Each country participating in the Special Programme is responsible for setting up a steering committee that will have overall responsibility for the national programme. The membership of this national steering committee will consist of high-level representatives from government ministries, the private sector and donors. In-country monitoring and evaluation systems will be established and progress reports will be sent regularly to all involved.

A national team, headed by a co-ordinator, will be responsible for running the national programme. Farmers, NGOs, local officials, extension staff, scientists and representatives of private industry will be involved in decision-making at the local level, supported when necessary by technical expertise from FAO or other sources.

Within FAO, the Special Programme is managed by a small group in the Field Operations Division, able to mobilise the broad range of expertise available throughout the Organisation. This ensures that running costs are kept to a minimum and that FAO's technical divisions are fully involved in the Programme.

Representatives from FAO's technical divisions are members of supervisory bodies that have been established to guide and support in-country work. The highest supervisory body at FAO is a Committee, chaired by the Director-General, which oversees and monitors the Special Programme. In addition, an external Oversight Panel, consisting of prominent independent experts on food and agriculture, provides advice and guidance.

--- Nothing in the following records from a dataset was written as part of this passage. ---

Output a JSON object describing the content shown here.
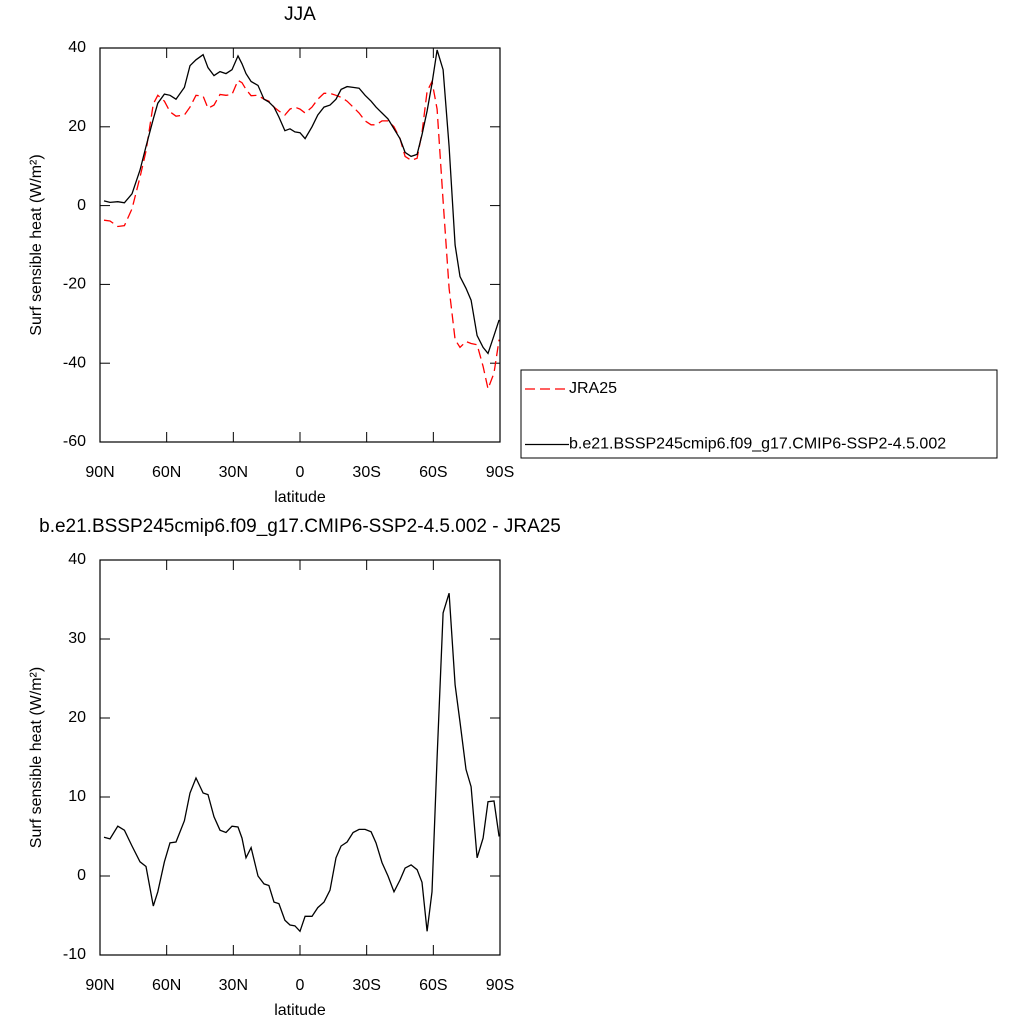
{
  "chart_data": [
    {
      "type": "line",
      "title": "JJA",
      "x_label": "latitude",
      "y_label": "Surf sensible heat (W/m²)",
      "x": [
        88.2,
        85.5,
        82,
        79,
        75.6,
        72,
        69.3,
        66,
        64,
        61,
        58.5,
        55.8,
        52,
        49.5,
        46.8,
        43.6,
        41.4,
        38.7,
        36,
        33.3,
        30.6,
        27.9,
        26.1,
        24.3,
        22,
        18.9,
        16.2,
        14,
        11.7,
        9.5,
        6.8,
        4.5,
        2.3,
        0,
        -2.3,
        -5.4,
        -8,
        -10.8,
        -13.5,
        -16.2,
        -18.5,
        -21.2,
        -23.9,
        -26.6,
        -29.3,
        -32,
        -34.2,
        -36.9,
        -39.6,
        -42.3,
        -45,
        -47.3,
        -50,
        -52.7,
        -54.9,
        -57.2,
        -59.4,
        -61.7,
        -64.4,
        -67.1,
        -69.8,
        -72,
        -74.7,
        -77,
        -79.7,
        -82.4,
        -84.6,
        -87.3,
        -89.6
      ],
      "series": [
        {
          "name": "JRA25",
          "color": "#ff0000",
          "dash": "dashed",
          "values": [
            -3.7,
            -3.9,
            -5.3,
            -5.1,
            -0.8,
            7.2,
            13.8,
            25.8,
            28,
            26.5,
            23.8,
            22.7,
            23,
            25,
            28,
            27.8,
            24.7,
            25.5,
            28.2,
            28,
            28.2,
            31.8,
            31.2,
            29.5,
            27.9,
            28,
            27,
            26.5,
            25,
            24,
            23,
            24.5,
            25,
            24.5,
            23.5,
            25,
            27,
            28.5,
            28.5,
            28,
            27.5,
            26.5,
            25,
            23.5,
            21.5,
            20.5,
            20.5,
            21.5,
            21.5,
            20,
            17,
            12.5,
            11.5,
            12,
            18.5,
            29,
            31.5,
            24.5,
            1.2,
            -21,
            -34,
            -36,
            -34.5,
            -35,
            -35.3,
            -40.8,
            -46.5,
            -42.5,
            -34
          ]
        },
        {
          "name": "b.e21.BSSP245cmip6.f09_g17.CMIP6-SSP2-4.5.002",
          "color": "#000000",
          "dash": "solid",
          "values": [
            1.2,
            0.8,
            1,
            0.7,
            3,
            9,
            15,
            22,
            26,
            28.3,
            28,
            27,
            30,
            35.5,
            37,
            38.3,
            35,
            33,
            34,
            33.5,
            34.5,
            38,
            36,
            33.5,
            31.5,
            30.5,
            27,
            26.3,
            25,
            22.5,
            19,
            19.5,
            18.7,
            18.5,
            17,
            20,
            23,
            25,
            25.5,
            27,
            29.5,
            30.2,
            30,
            29.8,
            28,
            26.5,
            25,
            23.5,
            22,
            19.5,
            17,
            13.5,
            12.5,
            13,
            18,
            24,
            31,
            39.5,
            34.5,
            15,
            -10,
            -18,
            -21,
            -24,
            -33,
            -36,
            -37.5,
            -33,
            -29
          ]
        }
      ],
      "xlim": [
        90,
        -90
      ],
      "xticks": [
        {
          "value": 90,
          "label": "90N"
        },
        {
          "value": 60,
          "label": "60N"
        },
        {
          "value": 30,
          "label": "30N"
        },
        0,
        {
          "value": -30,
          "label": "30S"
        },
        {
          "value": -60,
          "label": "60S"
        },
        {
          "value": -90,
          "label": "90S"
        }
      ],
      "ylim": [
        -60,
        40
      ],
      "yticks": [
        -60,
        -40,
        -20,
        0,
        20,
        40
      ],
      "legend": "right"
    },
    {
      "type": "line",
      "title": "b.e21.BSSP245cmip6.f09_g17.CMIP6-SSP2-4.5.002 - JRA25",
      "x_label": "latitude",
      "y_label": "Surf sensible heat (W/m²)",
      "x": [
        88.2,
        85.5,
        82,
        79,
        75.6,
        72,
        69.3,
        66,
        64,
        61,
        58.5,
        55.8,
        52,
        49.5,
        46.8,
        43.6,
        41.4,
        38.7,
        36,
        33.3,
        30.6,
        27.9,
        26.1,
        24.3,
        22,
        18.9,
        16.2,
        14,
        11.7,
        9.5,
        6.8,
        4.5,
        2.3,
        0,
        -2.3,
        -5.4,
        -8,
        -10.8,
        -13.5,
        -16.2,
        -18.5,
        -21.2,
        -23.9,
        -26.6,
        -29.3,
        -32,
        -34.2,
        -36.9,
        -39.6,
        -42.3,
        -45,
        -47.3,
        -50,
        -52.7,
        -54.9,
        -57.2,
        -59.4,
        -61.7,
        -64.4,
        -67.1,
        -69.8,
        -72,
        -74.7,
        -77,
        -79.7,
        -82.4,
        -84.6,
        -87.3,
        -89.6
      ],
      "values": [
        4.9,
        4.7,
        6.3,
        5.8,
        3.8,
        1.8,
        1.2,
        -3.8,
        -2,
        1.8,
        4.2,
        4.3,
        7,
        10.5,
        12.4,
        10.5,
        10.3,
        7.5,
        5.8,
        5.5,
        6.3,
        6.2,
        4.8,
        2.3,
        3.6,
        0,
        -1,
        -1.2,
        -3.3,
        -3.5,
        -5.6,
        -6.2,
        -6.3,
        -7,
        -5.1,
        -5.1,
        -4,
        -3.3,
        -1.8,
        2.3,
        3.8,
        4.3,
        5.5,
        5.9,
        5.9,
        5.6,
        4.2,
        1.7,
        0,
        -2,
        -0.5,
        1,
        1.4,
        0.8,
        -0.8,
        -7,
        -2,
        15,
        33.3,
        35.8,
        24.2,
        19.5,
        13.5,
        11.3,
        2.3,
        4.8,
        9.4,
        9.5,
        5
      ],
      "color": "#000000",
      "xlim": [
        90,
        -90
      ],
      "xticks": [
        {
          "value": 90,
          "label": "90N"
        },
        {
          "value": 60,
          "label": "60N"
        },
        {
          "value": 30,
          "label": "30N"
        },
        0,
        {
          "value": -30,
          "label": "30S"
        },
        {
          "value": -60,
          "label": "60S"
        },
        {
          "value": -90,
          "label": "90S"
        }
      ],
      "ylim": [
        -10,
        40
      ],
      "yticks": [
        -10,
        0,
        10,
        20,
        30,
        40
      ]
    }
  ]
}
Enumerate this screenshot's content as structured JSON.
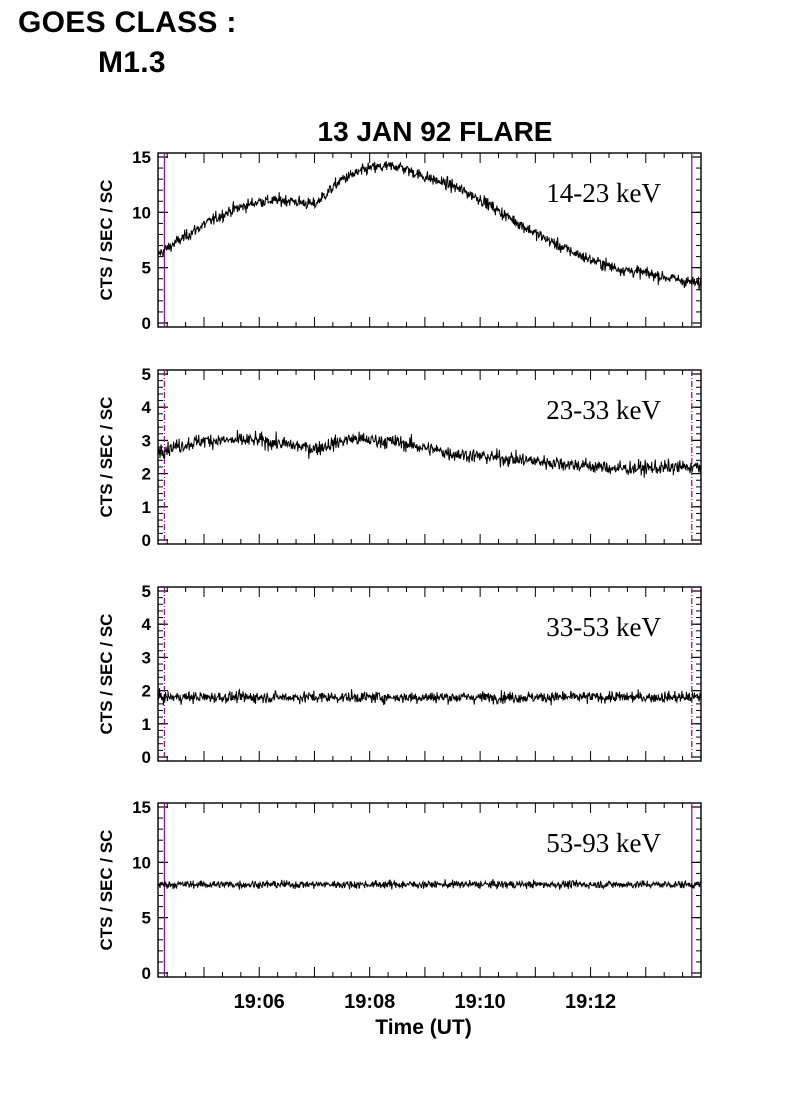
{
  "header": {
    "goes_label": "GOES CLASS :",
    "goes_class": "M1.3"
  },
  "figure_title": "13 JAN 92 FLARE",
  "colors": {
    "data": "#000000",
    "marker": "#8b1a8b",
    "axes": "#000000"
  },
  "chart_data": [
    {
      "type": "line",
      "band_label": "14-23 keV",
      "ylabel": "CTS / SEC / SC",
      "ylim": [
        0,
        15
      ],
      "yticks": [
        "0",
        "5",
        "10",
        "15"
      ],
      "xlim": [
        "19:04:10",
        "19:14:00"
      ],
      "xticks": [],
      "xlabel": "",
      "x": [
        "19:04:10",
        "19:04:30",
        "19:05:00",
        "19:05:30",
        "19:06:00",
        "19:06:30",
        "19:07:00",
        "19:07:30",
        "19:08:00",
        "19:08:30",
        "19:09:00",
        "19:09:30",
        "19:10:00",
        "19:10:30",
        "19:11:00",
        "19:11:30",
        "19:12:00",
        "19:12:30",
        "19:13:00",
        "19:13:30",
        "19:14:00"
      ],
      "y": [
        6.2,
        7.3,
        8.9,
        10.2,
        11.0,
        11.1,
        10.7,
        13.0,
        14.0,
        14.2,
        13.2,
        12.4,
        11.2,
        9.6,
        8.1,
        6.8,
        5.7,
        4.9,
        4.5,
        4.0,
        3.5
      ],
      "noise": 0.7
    },
    {
      "type": "line",
      "band_label": "23-33 keV",
      "ylabel": "CTS / SEC / SC",
      "ylim": [
        0,
        5
      ],
      "yticks": [
        "0",
        "1",
        "2",
        "3",
        "4",
        "5"
      ],
      "xlim": [
        "19:04:10",
        "19:14:00"
      ],
      "xticks": [],
      "xlabel": "",
      "x": [
        "19:04:10",
        "19:05:00",
        "19:06:00",
        "19:07:00",
        "19:07:40",
        "19:08:30",
        "19:09:30",
        "19:10:30",
        "19:11:30",
        "19:12:30",
        "19:14:00"
      ],
      "y": [
        2.7,
        3.0,
        3.0,
        2.75,
        3.05,
        2.95,
        2.6,
        2.45,
        2.3,
        2.15,
        2.2
      ],
      "noise": 0.28
    },
    {
      "type": "line",
      "band_label": "33-53 keV",
      "ylabel": "CTS / SEC / SC",
      "ylim": [
        0,
        5
      ],
      "yticks": [
        "0",
        "1",
        "2",
        "3",
        "4",
        "5"
      ],
      "xlim": [
        "19:04:10",
        "19:14:00"
      ],
      "xticks": [],
      "xlabel": "",
      "x": [
        "19:04:10",
        "19:14:00"
      ],
      "y": [
        1.8,
        1.8
      ],
      "noise": 0.22
    },
    {
      "type": "line",
      "band_label": "53-93 keV",
      "ylabel": "CTS / SEC / SC",
      "ylim": [
        0,
        15
      ],
      "yticks": [
        "0",
        "5",
        "10",
        "15"
      ],
      "xlim": [
        "19:04:10",
        "19:14:00"
      ],
      "xticks": [
        "19:06",
        "19:08",
        "19:10",
        "19:12"
      ],
      "xlabel": "Time (UT)",
      "x": [
        "19:04:10",
        "19:14:00"
      ],
      "y": [
        8.0,
        8.0
      ],
      "noise": 0.45
    }
  ],
  "markers": {
    "times": [
      "19:04:17",
      "19:13:50"
    ]
  }
}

Continuous monitoring and evaluation, both within the country and by FAO, will ensure that any adverse developments are quickly spotted and corrective action taken. Periodic assessments of the Programme's impact on food production, the environment, the farmers' incomes and social equity will ensure that investment and assistance is channelled to where it is most needed.


Governments participating in the Special Programme are responsible for managing Programme activities and providing the conditions that will encourage progress towards national food security. Together with their partners, they will work to identify, analyse and remove constraints, irrespective of their nature, in order to progress towards national food security.

Financial constraints may restrict a government's ability to achieve Programme objectives. Therefore, the help of the donor community, international financial institutions, NGOs and other UN agencies will be sought, to ensure that the resources required are available.

FAO's role is to act as catalyst and a mentor, bringing together all the necessary partners and expertise needed to ensure that activities go ahead as planned. Technical and economic co-operation between developing countries will be encouraged and experience gained at the national level will be shared at the regional and global levels.

Private institutes and universities can help by carrying out research and training programmes, while the business community will be encouraged to provide transport, marketing and credit services, and food processing facilities.

Among the most important partners in the Special Programme are the farmers. They will be responsible for selecting- through their knowledge of local conditions and with the help of research and extension staff - technology and farming and management practices suited to their needs. Farmers are best placed to identify constraints to, and opportunities for, the wider adoption of innovations and, ultimately, for taking action, either directly or through their political leaders, to remove constraints and seize opportunities.


The Special Programme is an innovative approach to strengthening food security in low-income food-deficit countries. A concerted effort is being made to bring together the basic elements and key players necessary to increase staple food production in a sustainable manner.

It will enable participating countries, with support from FAO and other partners, to:

  • remove constraints to increasing agricultural production;

  • stimulate agricultural growth and economic development;

  • reduce government spending on food imports;

  • increase employment opportunities for both the rural and the urban poor;

  • provide an environment conducive to the work of donors and NGOs;

  • improve food security.

For millions of women, men and children living in these countries, the Special Programme offers the prospect of a future without hunger.